During this time, we would also set our formations for the week. We got to the point where we were not signalling in formations, only the play concept. This was a huge factor in use going faster. So on Sunday we would have a chart and run through all of our personnel groups and by concept and match it with the formation/motion we wanted it paired with that week. So if we were in our 11 personnel group (1 back, 1 H, 1 slot, 2 WR) we would start with POWER. The H was always gonna align to the side of the power. He was our kick guy. Some weeks the back would align same side, some weeks the back would align opposite side. This is where our self scout came into play. If we wanted to try and bust some tendencies, we would mix things up. On our counter play, some weeks we would pull the backside guard and tackle (the H could align strong or weak), some weeks we would pull the guard and H.....it just depended on what picture we were trying to distort to the defense, and so on and so on with all of our schemes (buck sweep, inside zone, outside zone). We would get funky and go WR over sometimes if we thought it would get us an advantage. Often times, we would tell our slot that he was to align to the "fastest side" meaning if the previous play took you to the right, then get your tail lined up on that side for the next play. With our normal personnel groups, we were not trying to get pull reads so we were not overly concerned about the conflict player on the backside so just get lined up as fast as possible, whether it be front side or back side. When we were Wildcat, we would be a lot more specific with the slot because of pull reads and needed an extra hat backside, or expansion of the conflict defender. Our slot and our Wildcat QB (who ended up aligning as the slot) had both spent time as a QB in our program all the way up to the JV level. They had a very good understanding of what we were trying to get accomplished and it allowed us to move fast and be in a good position for our offense.

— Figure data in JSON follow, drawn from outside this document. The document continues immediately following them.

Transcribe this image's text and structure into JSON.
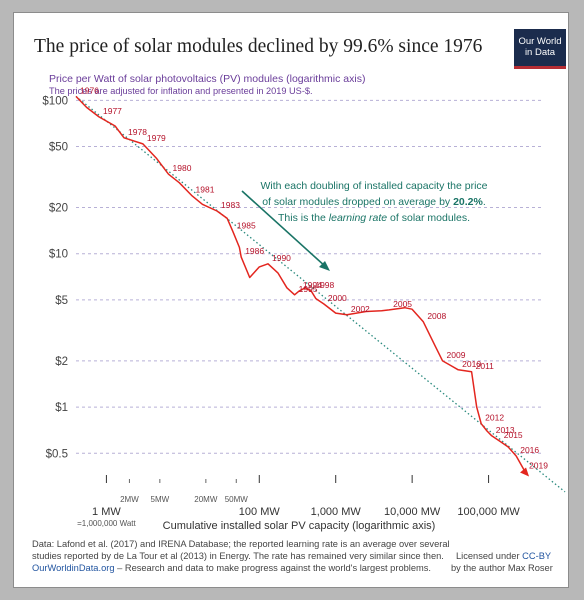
{
  "header": {
    "title": "The price of solar modules declined by 99.6% since 1976",
    "subtitle": "Price per Watt of solar photovoltaics (PV) modules (logarithmic axis)",
    "subtitle_note": "The prices are adjusted for inflation and presented in 2019 US-$.",
    "logo_line1": "Our World",
    "logo_line2": "in Data"
  },
  "chart_data": {
    "type": "line",
    "title": "The price of solar modules declined by 99.6% since 1976",
    "ylabel": "Price per Watt of solar photovoltaics (PV) modules (logarithmic axis)",
    "xlabel": "Cumulative installed solar PV capacity (logarithmic axis)",
    "x_scale": "log",
    "y_scale": "log",
    "xlim": [
      0.4,
      500000
    ],
    "ylim": [
      0.32,
      110
    ],
    "y_ticks": [
      {
        "value": 100,
        "label": "$100"
      },
      {
        "value": 50,
        "label": "$50"
      },
      {
        "value": 20,
        "label": "$20"
      },
      {
        "value": 10,
        "label": "$10"
      },
      {
        "value": 5,
        "label": "$5"
      },
      {
        "value": 2,
        "label": "$2"
      },
      {
        "value": 1,
        "label": "$1"
      },
      {
        "value": 0.5,
        "label": "$0.5"
      }
    ],
    "x_ticks_major": [
      {
        "value": 1,
        "label": "1 MW"
      },
      {
        "value": 100,
        "label": "100 MW"
      },
      {
        "value": 1000,
        "label": "1,000 MW"
      },
      {
        "value": 10000,
        "label": "10,000 MW"
      },
      {
        "value": 100000,
        "label": "100,000 MW"
      }
    ],
    "x_ticks_minor": [
      {
        "value": 2,
        "label": "2MW"
      },
      {
        "value": 5,
        "label": "5MW"
      },
      {
        "value": 20,
        "label": "20MW"
      },
      {
        "value": 50,
        "label": "50MW"
      }
    ],
    "x_note": "=1,000,000 Watt",
    "grid": true,
    "series": [
      {
        "color": "#e3261f",
        "points": [
          {
            "x": 0.4,
            "y": 106.1,
            "label": "1976"
          },
          {
            "x": 0.55,
            "y": 90
          },
          {
            "x": 0.8,
            "y": 78,
            "label": "1977"
          },
          {
            "x": 1.3,
            "y": 68
          },
          {
            "x": 1.7,
            "y": 57,
            "label": "1978"
          },
          {
            "x": 3.0,
            "y": 52,
            "label": "1979"
          },
          {
            "x": 4.5,
            "y": 42
          },
          {
            "x": 6.5,
            "y": 33,
            "label": "1980"
          },
          {
            "x": 9,
            "y": 29
          },
          {
            "x": 13,
            "y": 24,
            "label": "1981"
          },
          {
            "x": 18,
            "y": 21
          },
          {
            "x": 28,
            "y": 19,
            "label": "1983"
          },
          {
            "x": 38,
            "y": 17
          },
          {
            "x": 45,
            "y": 14,
            "label": "1985"
          },
          {
            "x": 55,
            "y": 11
          },
          {
            "x": 58,
            "y": 9.5,
            "label": "1986"
          },
          {
            "x": 75,
            "y": 7.0
          },
          {
            "x": 85,
            "y": 7.5
          },
          {
            "x": 100,
            "y": 8.2
          },
          {
            "x": 130,
            "y": 8.6,
            "label": "1990"
          },
          {
            "x": 175,
            "y": 7.5
          },
          {
            "x": 230,
            "y": 6.0
          },
          {
            "x": 290,
            "y": 5.4,
            "label": "1995"
          },
          {
            "x": 330,
            "y": 5.7,
            "label": "1994"
          },
          {
            "x": 400,
            "y": 6.0
          },
          {
            "x": 480,
            "y": 5.7,
            "label": "1998"
          },
          {
            "x": 550,
            "y": 5.1
          },
          {
            "x": 700,
            "y": 4.7,
            "label": "2000"
          },
          {
            "x": 1000,
            "y": 4.1
          },
          {
            "x": 1400,
            "y": 4.0,
            "label": "2002"
          },
          {
            "x": 2500,
            "y": 4.2
          },
          {
            "x": 4000,
            "y": 4.25
          },
          {
            "x": 5000,
            "y": 4.3,
            "label": "2005"
          },
          {
            "x": 8000,
            "y": 4.45
          },
          {
            "x": 10000,
            "y": 4.35
          },
          {
            "x": 14000,
            "y": 3.6,
            "label": "2008"
          },
          {
            "x": 20000,
            "y": 2.5
          },
          {
            "x": 25000,
            "y": 2.0,
            "label": "2009"
          },
          {
            "x": 33000,
            "y": 1.85
          },
          {
            "x": 40000,
            "y": 1.75,
            "label": "2010"
          },
          {
            "x": 60000,
            "y": 1.7,
            "label": "2011"
          },
          {
            "x": 70000,
            "y": 1.0
          },
          {
            "x": 80000,
            "y": 0.78,
            "label": "2012"
          },
          {
            "x": 95000,
            "y": 0.7
          },
          {
            "x": 110000,
            "y": 0.65,
            "label": "2013"
          },
          {
            "x": 140000,
            "y": 0.6,
            "label": "2015"
          },
          {
            "x": 180000,
            "y": 0.55
          },
          {
            "x": 230000,
            "y": 0.48,
            "label": "2016"
          },
          {
            "x": 300000,
            "y": 0.38,
            "label": "2019"
          }
        ]
      }
    ],
    "trend_line": {
      "style": "dotted",
      "color": "#2b8a7e",
      "points": [
        {
          "x": 0.4,
          "y": 106.1
        },
        {
          "x": 1000000,
          "y": 0.28
        }
      ]
    },
    "annotation": {
      "line1": "With each doubling of installed capacity the price",
      "line2_before": "of solar modules dropped on average by ",
      "line2_value": "20.2%",
      "line2_after": ".",
      "line3_before": "This is the ",
      "line3_italic": "learning rate",
      "line3_after": " of solar modules.",
      "color": "#1a7466"
    }
  },
  "footer": {
    "line1": "Data: Lafond et al. (2017) and IRENA Database; the reported learning rate is an average over several",
    "line2": "studies reported by de La Tour et al (2013) in Energy. The rate has remained very similar since then.",
    "site_link": "OurWorldinData.org",
    "line3_rest": " – Research and data to make progress against the world's largest problems.",
    "license_text": "Licensed under ",
    "license_link": "CC-BY",
    "author": "by the author Max Roser"
  }
}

At 3:15, our OLINE coaches came back to us and we met as a complete offensive staff. We would communicate to those guys any information they needed to know about formations, and then we would discuss any changes or additions to the run game and get squared away with all protections. This was the last time we would meet as a group before Monday practice so it was imperative that we all left on the same page, seeing things through the same set of eyes. A good example of how we would clean things up at this point....one Sunday we had some great stuff drawn up on the board as skill guys. We tied it all together with protections and scheme. The OLINE guys come in, soak it all in, and then they let us know that we had just now drawn up six different pull paths and techniques for our guards. There was no way to effectively and efficiently practice six pull for our guards so we pencil whipped a couple of protections and got things down to a reasonable number for the OLINE.
We would break and eat as a staff after this meeting. After the meal, we were on our own to get our work done and be ready for Monday morning. I will go over practices and game plan add/deletes in a few days.